If you are in the process of building a retirement portfolio, then you may want to check out the quality ASX 200 shares listed below.
They have been named as buys and tipped to generate great returns for investors. Here's what you need to know about them:
CSL Ltd (ASX: CSL)
The first ASX 200 retirement share that could be a top option for investors right now is CSL. It is a biotechnology giant with operations spanning plasma therapies, vaccines, and kidney disease treatments.
Morgans sees value in its shares at current levels and highlights that they are trading at a discount to long-term averages. The broker has an add rating and $315.35 price target on its shares. It commented:
While shares have struggled of late, we continue to view CSL as a key portfolio holding and sector pick, offering double-digit recovery in earnings growth as plasma collections increase, new products get approved and influenza vaccine uptake increases around ongoing concerns about respiratory viruses, with shares trading at 25x, a substantial discount (20%) to its long-term average.
And while Morgans' price target isn't far off now, it is worth noting that analysts at Macquarie are even more positive. They have an outperform rating and $330.00 price target on its shares. And with the broker tipping strong earnings growth over the coming years, it sees scope for its shares to rise to $500 within three years.
QBE Insurance Group Ltd (ASX: QBE)
Another ASX 200 share that could be a good option for a retirement portfolio is insurance giant QBE Insurance.

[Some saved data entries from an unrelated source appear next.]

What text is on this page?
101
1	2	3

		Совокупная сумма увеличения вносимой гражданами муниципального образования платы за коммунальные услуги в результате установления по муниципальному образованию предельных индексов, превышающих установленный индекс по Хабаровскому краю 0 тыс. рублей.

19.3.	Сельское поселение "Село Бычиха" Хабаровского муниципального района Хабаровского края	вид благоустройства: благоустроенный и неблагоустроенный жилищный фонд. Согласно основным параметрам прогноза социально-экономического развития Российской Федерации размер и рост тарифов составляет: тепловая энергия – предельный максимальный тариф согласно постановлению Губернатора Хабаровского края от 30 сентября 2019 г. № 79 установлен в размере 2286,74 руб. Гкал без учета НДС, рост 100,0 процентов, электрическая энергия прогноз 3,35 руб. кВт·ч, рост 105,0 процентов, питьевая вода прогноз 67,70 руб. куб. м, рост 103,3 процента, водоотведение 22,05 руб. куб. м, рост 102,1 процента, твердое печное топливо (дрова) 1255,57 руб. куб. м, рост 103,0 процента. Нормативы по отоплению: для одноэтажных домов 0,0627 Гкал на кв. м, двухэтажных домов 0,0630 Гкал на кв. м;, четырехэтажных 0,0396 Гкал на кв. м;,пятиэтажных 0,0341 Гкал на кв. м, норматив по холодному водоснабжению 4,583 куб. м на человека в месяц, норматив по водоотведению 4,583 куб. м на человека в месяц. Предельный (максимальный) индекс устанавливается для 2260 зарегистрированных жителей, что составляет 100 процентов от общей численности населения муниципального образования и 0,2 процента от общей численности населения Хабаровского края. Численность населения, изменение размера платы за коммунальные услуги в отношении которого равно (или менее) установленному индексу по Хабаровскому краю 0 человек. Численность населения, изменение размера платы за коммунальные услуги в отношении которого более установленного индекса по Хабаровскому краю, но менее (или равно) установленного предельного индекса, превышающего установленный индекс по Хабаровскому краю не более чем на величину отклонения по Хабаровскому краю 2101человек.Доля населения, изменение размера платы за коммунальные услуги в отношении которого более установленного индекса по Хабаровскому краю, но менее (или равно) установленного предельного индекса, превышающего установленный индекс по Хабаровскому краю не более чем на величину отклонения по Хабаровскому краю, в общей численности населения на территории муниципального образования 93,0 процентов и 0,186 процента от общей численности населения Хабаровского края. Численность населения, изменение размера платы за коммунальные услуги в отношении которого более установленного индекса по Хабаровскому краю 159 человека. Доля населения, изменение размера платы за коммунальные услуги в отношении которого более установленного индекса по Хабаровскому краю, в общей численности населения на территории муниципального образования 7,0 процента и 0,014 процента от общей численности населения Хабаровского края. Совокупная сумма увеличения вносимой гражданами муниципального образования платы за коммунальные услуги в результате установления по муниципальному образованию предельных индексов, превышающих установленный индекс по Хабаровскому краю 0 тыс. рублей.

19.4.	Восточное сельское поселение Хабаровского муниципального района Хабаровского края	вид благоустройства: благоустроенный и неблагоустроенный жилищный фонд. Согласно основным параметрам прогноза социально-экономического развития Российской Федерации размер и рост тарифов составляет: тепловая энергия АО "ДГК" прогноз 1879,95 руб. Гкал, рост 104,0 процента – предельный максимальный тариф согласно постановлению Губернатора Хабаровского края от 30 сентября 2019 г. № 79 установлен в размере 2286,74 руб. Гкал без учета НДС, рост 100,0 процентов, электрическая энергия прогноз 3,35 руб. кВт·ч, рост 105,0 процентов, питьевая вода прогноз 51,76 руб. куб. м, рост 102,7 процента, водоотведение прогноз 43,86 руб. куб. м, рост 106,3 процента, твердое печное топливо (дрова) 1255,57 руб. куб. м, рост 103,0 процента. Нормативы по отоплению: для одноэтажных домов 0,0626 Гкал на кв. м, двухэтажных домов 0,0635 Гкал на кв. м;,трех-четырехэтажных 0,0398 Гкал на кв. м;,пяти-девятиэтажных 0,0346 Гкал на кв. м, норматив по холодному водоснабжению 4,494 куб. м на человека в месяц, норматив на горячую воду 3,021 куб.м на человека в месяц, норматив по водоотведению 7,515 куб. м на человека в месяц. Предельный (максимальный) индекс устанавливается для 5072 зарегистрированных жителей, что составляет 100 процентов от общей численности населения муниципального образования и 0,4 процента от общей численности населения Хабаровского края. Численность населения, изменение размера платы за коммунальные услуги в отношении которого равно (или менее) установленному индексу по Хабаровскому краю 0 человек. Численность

Goldman Sachs thinks highly of the company and feels that trading conditions are very favourable right now. So much so, it recently put a buy rating and $20.50 price target on its shares. This implies potential upside of 20% for investors over the next 12 months.
It believes that the company is well-placed thanks to the commercial rate cycle. It said:
QBE is a global commercial insurer with three main geographical operations across Australia Pacific, International (encompassing Europe) and North America. We are Buy-rated on QBE because 1) QBE has the strongest exposure to the commercial rate cycle. 2) QBE's achieved rate increases continue to be strong & ahead of loss cost inflation. 3) North America on a pathway to improved profitability. 4) Valuation not demanding. 5) Strong ROE.
Another positive is that the broker is expecting QBE to provide investors with good dividend yields in the near term. It is forecasting yields of 5.25% in FY 2024 and then 5.6% in FY 2025.